GYLES BRANDRETH — HAMLET WITHOUT ANY I’s
A contemporary British lipogrammarian, Brandreth specialises in dropping a different letter from each of Shakespeare’s plays. All I’s were excluded from Hamlet , rendering the famous soliloquy: ‘To be or not to be; that’s the query’. He proceeded to rewrite Twelfth Night without the letters l and o , Othello without any o ’s, and Macbeth without any a ’s or e ’s.
GOTTLOB BURMANN — R-LESS POETRY
Bearing an obsessive dislike for the letter r , Burmann not only wrote 130 poems without using that letter, but he also omitted the letter r from his daily conversation for 17 years. This practice meant the eccentric 18th-century German poet never said his own last name.
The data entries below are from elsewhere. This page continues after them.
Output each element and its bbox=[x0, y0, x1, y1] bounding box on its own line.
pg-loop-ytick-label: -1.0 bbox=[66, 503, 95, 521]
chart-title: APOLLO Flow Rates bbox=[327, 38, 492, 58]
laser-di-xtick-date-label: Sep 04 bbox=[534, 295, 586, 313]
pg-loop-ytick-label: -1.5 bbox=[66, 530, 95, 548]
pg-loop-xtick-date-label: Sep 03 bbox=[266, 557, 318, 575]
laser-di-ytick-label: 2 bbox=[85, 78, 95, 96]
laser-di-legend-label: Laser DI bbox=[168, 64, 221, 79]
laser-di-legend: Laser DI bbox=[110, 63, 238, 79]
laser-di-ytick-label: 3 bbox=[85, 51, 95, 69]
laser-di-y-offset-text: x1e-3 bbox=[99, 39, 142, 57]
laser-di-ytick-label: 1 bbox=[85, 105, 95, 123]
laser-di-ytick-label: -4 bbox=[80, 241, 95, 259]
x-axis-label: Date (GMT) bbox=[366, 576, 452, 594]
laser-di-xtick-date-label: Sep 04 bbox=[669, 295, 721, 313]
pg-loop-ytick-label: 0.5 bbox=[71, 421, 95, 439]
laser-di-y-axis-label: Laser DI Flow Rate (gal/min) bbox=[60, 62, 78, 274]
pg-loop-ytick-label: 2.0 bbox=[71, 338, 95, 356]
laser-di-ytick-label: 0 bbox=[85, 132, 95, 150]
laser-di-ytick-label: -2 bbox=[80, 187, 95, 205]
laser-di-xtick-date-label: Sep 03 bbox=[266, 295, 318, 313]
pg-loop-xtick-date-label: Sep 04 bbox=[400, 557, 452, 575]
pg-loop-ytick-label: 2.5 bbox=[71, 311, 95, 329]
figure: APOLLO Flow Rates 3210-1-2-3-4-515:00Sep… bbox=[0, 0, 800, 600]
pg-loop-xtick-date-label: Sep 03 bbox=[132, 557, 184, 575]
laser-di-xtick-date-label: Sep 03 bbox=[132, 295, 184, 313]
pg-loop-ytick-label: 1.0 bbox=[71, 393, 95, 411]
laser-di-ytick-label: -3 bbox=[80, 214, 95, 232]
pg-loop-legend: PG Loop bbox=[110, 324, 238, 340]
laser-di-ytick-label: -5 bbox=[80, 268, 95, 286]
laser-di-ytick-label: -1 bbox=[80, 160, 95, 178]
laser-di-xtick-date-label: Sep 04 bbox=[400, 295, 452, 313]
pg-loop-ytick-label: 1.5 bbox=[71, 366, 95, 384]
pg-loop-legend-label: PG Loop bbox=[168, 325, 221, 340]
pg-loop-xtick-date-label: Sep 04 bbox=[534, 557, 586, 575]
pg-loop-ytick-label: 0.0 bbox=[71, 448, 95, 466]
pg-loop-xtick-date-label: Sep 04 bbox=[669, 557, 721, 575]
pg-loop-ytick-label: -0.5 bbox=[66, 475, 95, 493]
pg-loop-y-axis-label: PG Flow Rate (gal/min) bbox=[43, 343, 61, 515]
A. ROSS ECKLER — LIPOGRAM NURSERY RHYMES
Eckler’s speciality is rewriting well-known nursery rhymes such as ‘Little Jack Horner’, excluding certain letters. His masterpiece was ‘Mary Had A Little Lamb’, which he re-created in several versions, omitting in turn the letters s, a, h, e and t (as in the t-less ‘Mary Had A Pygmy Lamb’).